GenAgent: Build Collaborative AI Systems with Automated Workflow Generation -- Case Studies on ComfyUI
Xiangyuan Xue, Zeyu Lu, Di Huang, Wanli Ouyang, Lei Bai
2024-09-04

Summary
This paper talks about GenAgent, a new system that helps create collaborative AI workflows to solve complex tasks by integrating different AI models and data sources.
What's the problem?
Most AI research has focused on building single, powerful models that can perform specific tasks well. However, this approach can limit flexibility and scalability when dealing with diverse and complex problems that require collaboration between different models and data.
What's the solution?
GenAgent introduces a framework that automatically generates workflows to connect various AI models and data sources. It uses a language model (LLM) to break down complex tasks into smaller parts and then builds workflows step-by-step. By implementing GenAgent on the ComfyUI platform, the researchers created a new benchmark called OpenComfy to evaluate its performance. The results showed that GenAgent is more effective and stable than previous methods in generating complex workflows.
Why it matters?
This research is important because it paves the way for more efficient and flexible AI systems that can tackle a wider range of tasks. By enabling collaboration between different AI models, GenAgent can improve how we solve real-world problems in fields like healthcare, finance, and robotics.
Abstract
Much previous AI research has focused on developing monolithic models to maximize their intelligence and capability, with the primary goal of enhancing performance on specific tasks.
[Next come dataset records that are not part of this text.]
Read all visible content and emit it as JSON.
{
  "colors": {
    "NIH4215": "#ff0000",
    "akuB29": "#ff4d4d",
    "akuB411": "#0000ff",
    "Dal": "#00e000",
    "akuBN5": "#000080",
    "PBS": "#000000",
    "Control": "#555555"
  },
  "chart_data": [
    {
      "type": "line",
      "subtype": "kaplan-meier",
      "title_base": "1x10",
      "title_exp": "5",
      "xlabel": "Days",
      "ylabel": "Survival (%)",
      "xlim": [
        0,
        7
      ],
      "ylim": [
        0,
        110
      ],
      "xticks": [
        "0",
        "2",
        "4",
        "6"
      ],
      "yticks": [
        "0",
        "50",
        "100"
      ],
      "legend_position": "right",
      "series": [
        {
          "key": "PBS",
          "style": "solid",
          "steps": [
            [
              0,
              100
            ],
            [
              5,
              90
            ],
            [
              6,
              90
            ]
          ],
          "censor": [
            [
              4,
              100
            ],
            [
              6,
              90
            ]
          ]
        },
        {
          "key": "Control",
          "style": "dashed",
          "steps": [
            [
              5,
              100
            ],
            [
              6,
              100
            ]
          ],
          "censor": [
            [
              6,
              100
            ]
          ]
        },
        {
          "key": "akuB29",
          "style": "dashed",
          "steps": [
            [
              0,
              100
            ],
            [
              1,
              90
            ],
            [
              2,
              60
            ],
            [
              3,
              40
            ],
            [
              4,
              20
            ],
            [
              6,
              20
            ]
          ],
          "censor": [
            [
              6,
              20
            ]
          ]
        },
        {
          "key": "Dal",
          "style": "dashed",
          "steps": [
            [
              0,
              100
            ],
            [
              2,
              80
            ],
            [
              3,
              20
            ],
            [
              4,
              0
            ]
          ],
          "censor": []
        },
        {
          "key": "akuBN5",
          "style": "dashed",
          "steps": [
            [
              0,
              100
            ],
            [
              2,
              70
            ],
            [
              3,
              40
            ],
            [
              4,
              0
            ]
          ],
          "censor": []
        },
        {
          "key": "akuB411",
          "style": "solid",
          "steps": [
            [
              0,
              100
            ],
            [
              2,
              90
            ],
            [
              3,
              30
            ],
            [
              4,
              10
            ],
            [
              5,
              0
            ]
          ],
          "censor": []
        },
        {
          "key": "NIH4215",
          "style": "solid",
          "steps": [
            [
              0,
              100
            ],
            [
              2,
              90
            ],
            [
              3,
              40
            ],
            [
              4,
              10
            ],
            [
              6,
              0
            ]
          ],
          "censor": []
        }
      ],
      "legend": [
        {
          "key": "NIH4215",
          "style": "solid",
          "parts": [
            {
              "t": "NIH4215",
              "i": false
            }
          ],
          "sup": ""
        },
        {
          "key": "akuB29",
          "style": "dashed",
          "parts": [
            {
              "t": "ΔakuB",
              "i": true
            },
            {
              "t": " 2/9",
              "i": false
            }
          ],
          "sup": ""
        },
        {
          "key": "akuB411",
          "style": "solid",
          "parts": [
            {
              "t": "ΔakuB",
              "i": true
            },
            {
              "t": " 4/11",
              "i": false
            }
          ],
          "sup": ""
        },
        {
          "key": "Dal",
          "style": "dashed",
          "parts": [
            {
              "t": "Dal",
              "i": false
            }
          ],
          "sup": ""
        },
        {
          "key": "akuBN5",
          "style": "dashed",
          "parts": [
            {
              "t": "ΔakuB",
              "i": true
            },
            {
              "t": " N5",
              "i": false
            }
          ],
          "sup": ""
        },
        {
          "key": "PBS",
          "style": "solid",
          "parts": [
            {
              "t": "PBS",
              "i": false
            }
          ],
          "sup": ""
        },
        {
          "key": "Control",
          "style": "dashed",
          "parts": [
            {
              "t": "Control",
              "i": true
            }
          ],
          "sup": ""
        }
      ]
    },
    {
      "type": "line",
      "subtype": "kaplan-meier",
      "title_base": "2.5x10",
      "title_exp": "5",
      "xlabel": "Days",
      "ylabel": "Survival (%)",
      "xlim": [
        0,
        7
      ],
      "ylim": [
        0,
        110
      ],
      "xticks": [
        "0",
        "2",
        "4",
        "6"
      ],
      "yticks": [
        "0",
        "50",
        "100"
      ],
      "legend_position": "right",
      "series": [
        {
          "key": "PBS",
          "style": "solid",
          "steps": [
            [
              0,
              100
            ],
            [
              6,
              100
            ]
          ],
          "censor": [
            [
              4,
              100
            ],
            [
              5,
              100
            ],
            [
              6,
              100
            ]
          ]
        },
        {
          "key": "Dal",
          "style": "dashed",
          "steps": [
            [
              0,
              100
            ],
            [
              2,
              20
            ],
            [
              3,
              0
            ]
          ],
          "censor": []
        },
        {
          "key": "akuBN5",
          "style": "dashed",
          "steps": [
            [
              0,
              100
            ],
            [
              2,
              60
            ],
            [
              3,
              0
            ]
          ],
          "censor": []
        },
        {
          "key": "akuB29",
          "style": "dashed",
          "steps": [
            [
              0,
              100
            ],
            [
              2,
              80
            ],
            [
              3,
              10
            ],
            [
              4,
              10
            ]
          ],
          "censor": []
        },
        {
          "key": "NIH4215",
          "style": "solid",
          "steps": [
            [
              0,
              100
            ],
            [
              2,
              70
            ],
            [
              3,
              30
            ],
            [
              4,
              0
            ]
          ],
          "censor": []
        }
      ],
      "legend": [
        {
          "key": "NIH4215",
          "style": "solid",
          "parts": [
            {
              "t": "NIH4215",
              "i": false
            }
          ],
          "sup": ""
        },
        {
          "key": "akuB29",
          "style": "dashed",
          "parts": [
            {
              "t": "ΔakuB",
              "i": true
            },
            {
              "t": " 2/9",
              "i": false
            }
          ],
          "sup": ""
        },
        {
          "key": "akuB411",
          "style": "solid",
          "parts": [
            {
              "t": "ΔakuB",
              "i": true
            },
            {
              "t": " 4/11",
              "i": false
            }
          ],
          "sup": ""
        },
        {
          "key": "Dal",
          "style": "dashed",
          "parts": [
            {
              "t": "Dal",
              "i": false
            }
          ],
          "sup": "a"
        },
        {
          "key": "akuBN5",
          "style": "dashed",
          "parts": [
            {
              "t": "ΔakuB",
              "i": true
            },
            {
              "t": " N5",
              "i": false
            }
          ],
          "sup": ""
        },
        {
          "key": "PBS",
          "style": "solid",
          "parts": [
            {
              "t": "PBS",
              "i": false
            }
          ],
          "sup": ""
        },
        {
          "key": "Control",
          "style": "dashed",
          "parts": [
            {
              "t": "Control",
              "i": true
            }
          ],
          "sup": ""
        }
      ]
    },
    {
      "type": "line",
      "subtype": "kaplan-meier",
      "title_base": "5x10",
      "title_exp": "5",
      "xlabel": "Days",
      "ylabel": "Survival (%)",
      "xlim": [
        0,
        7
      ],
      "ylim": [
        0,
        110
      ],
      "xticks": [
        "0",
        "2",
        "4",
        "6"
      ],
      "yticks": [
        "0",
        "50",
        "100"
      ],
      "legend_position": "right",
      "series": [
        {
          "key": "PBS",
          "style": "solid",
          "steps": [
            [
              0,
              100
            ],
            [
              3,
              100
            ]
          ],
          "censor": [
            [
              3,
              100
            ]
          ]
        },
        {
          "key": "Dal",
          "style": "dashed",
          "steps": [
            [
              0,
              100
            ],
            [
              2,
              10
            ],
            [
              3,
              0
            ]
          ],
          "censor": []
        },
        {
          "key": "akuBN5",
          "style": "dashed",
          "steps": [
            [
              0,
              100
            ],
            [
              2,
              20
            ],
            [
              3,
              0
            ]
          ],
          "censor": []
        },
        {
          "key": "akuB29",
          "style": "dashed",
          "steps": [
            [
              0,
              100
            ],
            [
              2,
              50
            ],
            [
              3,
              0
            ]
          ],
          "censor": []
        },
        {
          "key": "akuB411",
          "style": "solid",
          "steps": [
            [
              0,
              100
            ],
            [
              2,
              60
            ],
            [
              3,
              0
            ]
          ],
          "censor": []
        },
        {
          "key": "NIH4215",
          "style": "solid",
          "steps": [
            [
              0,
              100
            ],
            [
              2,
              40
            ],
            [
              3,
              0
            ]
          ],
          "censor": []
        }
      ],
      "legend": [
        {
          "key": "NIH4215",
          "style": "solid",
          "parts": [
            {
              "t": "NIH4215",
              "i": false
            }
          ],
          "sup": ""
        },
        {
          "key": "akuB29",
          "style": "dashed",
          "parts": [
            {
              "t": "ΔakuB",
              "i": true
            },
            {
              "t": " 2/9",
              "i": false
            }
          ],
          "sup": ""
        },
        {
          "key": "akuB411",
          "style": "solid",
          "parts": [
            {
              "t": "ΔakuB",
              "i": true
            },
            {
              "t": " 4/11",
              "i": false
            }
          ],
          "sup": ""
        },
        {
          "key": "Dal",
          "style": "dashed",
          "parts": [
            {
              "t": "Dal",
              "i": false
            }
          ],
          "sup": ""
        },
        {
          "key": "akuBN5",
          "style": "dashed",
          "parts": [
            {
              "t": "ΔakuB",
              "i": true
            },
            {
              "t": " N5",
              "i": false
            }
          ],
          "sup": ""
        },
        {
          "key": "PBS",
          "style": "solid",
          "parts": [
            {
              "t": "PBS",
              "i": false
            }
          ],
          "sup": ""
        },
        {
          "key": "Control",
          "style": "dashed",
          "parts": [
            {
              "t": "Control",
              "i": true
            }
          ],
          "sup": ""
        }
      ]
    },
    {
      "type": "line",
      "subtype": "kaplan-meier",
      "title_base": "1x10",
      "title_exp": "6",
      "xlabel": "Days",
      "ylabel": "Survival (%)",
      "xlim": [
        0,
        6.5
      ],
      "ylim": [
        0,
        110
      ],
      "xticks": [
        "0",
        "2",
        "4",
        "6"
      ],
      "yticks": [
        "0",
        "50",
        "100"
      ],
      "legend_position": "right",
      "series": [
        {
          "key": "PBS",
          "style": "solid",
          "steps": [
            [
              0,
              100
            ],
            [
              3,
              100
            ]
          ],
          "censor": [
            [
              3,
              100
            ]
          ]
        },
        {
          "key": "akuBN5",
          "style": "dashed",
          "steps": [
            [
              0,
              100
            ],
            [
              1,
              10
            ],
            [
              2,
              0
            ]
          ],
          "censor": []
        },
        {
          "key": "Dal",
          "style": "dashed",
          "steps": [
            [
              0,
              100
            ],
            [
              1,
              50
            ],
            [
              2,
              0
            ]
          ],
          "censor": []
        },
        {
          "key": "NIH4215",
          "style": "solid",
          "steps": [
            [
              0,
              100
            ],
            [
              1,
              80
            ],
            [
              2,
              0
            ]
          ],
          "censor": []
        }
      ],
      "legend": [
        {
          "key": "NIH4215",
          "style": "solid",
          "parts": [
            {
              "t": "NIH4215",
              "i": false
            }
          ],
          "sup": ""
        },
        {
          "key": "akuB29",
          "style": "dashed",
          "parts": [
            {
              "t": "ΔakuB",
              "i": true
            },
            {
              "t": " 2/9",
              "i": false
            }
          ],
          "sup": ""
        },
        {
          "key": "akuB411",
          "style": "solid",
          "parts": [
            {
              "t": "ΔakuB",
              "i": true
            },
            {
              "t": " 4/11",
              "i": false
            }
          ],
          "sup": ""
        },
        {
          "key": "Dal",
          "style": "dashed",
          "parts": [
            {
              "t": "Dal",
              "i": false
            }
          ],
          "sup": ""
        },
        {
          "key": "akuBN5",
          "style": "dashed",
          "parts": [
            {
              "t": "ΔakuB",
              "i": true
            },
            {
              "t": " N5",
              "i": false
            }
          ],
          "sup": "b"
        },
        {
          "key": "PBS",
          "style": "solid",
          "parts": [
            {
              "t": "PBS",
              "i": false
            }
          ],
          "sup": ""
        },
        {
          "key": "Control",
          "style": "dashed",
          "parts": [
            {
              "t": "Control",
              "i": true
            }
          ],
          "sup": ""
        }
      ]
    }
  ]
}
In contrast, this paper explores an alternative approach: collaborative AI systems that use workflows to integrate models, data sources, and pipelines to solve complex and diverse tasks. We introduce GenAgent, an LLM-based framework that automatically generates complex workflows, offering greater flexibility and scalability compared to monolithic models. The core innovation of GenAgent lies in representing workflows with code, alongside constructing workflows with collaborative agents in a step-by-step manner. We implement GenAgent on the ComfyUI platform and propose a new benchmark, OpenComfy. The results demonstrate that GenAgent outperforms baseline approaches in both run-level and task-level evaluations, showing its capability to generate complex workflows with superior effectiveness and stability.